C’è un libro straordinario, che immagino lei abbia letto: “Un’eredità di avorio e d’ambra”, di Edmund de Waal. I protagonisti sono i netsuke, una collezione di piccoli oggetti giapponesi attraverso cui lui ricostruisce la storia della sua famiglia, da una guerra all’altra. Anche lei ha un netsuke, un topolino portapipa…

– È un libro bellissimo, l’ho letto. Però vorrei ricordare un altro scrittore, Orhan Pamuk, e il suo incredibile Museo dell’Innocenza, che è sia un museo, a Istanbul, che un romanzo. Nel catalogo-manifesto c’è una frase che mi rappresenta: “Il futuro dei musei è nelle case”. Perché le case di tutti sono – o possono essere – dei musei. Narrano la nostra storia. E il futuro è fatto di storie piccole: le nostre.

“È così ogni sera, quando chiudo dietro di me l’uscio della mia camera per andare a dormire; compio questo gesto semplice e consueto con avida ghiottoneria, assaporandolo: conosco il cigolìo della maniglia… Poi, adagio, mi volgo e ricerco nella penombra le cose che da anni amo vedere attorno a me; ed esse, poiché finalmente siamo sole, mi riconoscono e sorridono”.  La frase è di Alba de Céspedes, una scrittrice ormai quasi dimenticata, da un suo libro di racconti del 1940. Mi piace, forse perché anch’io penso che le cose di casa che amo mi sorridano. È una sensazione in cui lei si ritrova?

-Perfettamente. E mi ricorda quanto diceva Carl Gustav Jung a proposito degli oggetti (le cose) della sua casa-torre di Bollingen: “Intrattengo con essi una relazione come fossero esseri viventi. Questo contribuisce molto a rilassarmi in quella casa. Mi devo informare di quel che vogliono le cose, esse mi dicono quel che desiderano e io devo servirle […] esse mi rivolgono una call, cui devo rispondere.”

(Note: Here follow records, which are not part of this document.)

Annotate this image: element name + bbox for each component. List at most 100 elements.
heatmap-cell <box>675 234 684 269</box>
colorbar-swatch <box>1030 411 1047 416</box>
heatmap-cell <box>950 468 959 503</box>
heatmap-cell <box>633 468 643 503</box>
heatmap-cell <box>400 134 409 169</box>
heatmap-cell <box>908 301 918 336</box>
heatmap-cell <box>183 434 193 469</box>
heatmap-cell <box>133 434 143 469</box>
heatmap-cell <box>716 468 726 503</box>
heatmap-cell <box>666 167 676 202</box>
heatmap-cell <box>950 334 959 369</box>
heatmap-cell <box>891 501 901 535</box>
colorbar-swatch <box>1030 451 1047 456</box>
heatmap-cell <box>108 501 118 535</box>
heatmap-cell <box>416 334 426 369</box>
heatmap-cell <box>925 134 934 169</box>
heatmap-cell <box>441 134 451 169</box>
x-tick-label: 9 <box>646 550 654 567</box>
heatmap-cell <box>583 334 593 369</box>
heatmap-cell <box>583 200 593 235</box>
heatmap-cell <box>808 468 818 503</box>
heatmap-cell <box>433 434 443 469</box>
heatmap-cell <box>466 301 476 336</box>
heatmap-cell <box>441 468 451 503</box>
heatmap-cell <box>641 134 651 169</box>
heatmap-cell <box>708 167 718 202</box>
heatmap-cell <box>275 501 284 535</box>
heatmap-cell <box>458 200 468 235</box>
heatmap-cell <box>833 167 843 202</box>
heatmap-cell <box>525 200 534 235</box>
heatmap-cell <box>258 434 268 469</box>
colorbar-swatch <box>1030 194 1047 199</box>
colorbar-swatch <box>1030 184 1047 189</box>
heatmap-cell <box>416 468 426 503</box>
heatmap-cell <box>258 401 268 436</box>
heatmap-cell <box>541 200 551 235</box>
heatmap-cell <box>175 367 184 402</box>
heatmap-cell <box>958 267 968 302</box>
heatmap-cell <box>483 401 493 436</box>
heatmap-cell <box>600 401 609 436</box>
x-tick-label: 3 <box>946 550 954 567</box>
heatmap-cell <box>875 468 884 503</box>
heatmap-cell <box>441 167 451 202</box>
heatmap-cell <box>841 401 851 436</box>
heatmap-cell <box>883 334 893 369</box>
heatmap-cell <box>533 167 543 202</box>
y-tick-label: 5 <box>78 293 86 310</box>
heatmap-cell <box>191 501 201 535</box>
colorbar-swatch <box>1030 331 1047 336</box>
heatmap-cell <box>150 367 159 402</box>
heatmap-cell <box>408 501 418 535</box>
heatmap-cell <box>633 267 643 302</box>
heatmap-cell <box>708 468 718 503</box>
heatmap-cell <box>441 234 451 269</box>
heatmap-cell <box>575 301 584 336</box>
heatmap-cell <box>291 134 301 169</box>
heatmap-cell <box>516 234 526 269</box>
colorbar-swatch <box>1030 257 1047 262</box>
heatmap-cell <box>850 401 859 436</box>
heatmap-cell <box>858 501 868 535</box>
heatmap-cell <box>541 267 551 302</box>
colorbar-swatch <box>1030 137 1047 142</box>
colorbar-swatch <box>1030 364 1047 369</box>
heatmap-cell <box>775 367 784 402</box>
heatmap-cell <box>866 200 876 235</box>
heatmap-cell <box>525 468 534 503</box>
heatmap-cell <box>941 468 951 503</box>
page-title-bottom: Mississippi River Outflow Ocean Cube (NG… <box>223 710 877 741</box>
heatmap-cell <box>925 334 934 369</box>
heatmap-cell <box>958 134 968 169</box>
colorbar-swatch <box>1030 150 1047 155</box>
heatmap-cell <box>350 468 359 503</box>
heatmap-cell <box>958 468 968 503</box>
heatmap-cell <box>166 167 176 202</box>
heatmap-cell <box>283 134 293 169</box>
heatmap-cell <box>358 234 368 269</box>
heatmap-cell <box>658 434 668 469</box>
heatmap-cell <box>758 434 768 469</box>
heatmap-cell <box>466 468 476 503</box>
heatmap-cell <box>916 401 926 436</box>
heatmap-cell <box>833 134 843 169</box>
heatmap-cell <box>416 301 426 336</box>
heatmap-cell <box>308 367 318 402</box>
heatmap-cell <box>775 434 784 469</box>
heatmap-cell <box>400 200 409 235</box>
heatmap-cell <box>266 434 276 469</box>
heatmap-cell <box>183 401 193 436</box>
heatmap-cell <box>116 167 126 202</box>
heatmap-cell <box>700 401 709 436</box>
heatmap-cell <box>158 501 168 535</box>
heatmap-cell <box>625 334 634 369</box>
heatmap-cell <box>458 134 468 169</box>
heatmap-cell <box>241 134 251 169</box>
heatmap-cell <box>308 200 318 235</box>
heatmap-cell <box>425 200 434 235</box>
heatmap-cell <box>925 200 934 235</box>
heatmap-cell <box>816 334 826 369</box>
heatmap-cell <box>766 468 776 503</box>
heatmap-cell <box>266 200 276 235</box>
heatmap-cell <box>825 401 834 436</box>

Lei ha un angolo dedicato ai Lari: che, nell’antichità romana, erano gli spiriti protettori della casa. Che oggetti racchiude?

-Nel mio Larario, una nicchia sopra una cassettiera nera, non ci sono statuette raffiguranti i defunti, ma piccole cose che hanno lasciato e attraverso le quali vivono e sono presenti. ll “Calco della Mano di Marcella” è una di loro. È il calco in gesso della mano di mia madre, fatto dallo zio scultore. E che lei donò a mio padre, prima di sposarsi. Sul retro si legge, incisa con bella calligrafia sul gesso ancora fresco: «13-6-1939 – la mia mano è tua Toni- Marcella.» Nella mia infanzia era un soprammobile, sul grande cassettone a specchiera nella camera da letto dei miei. Poi faceva da fermo alla porta del bagno. Lì l’ho raccolto e da allora è con me.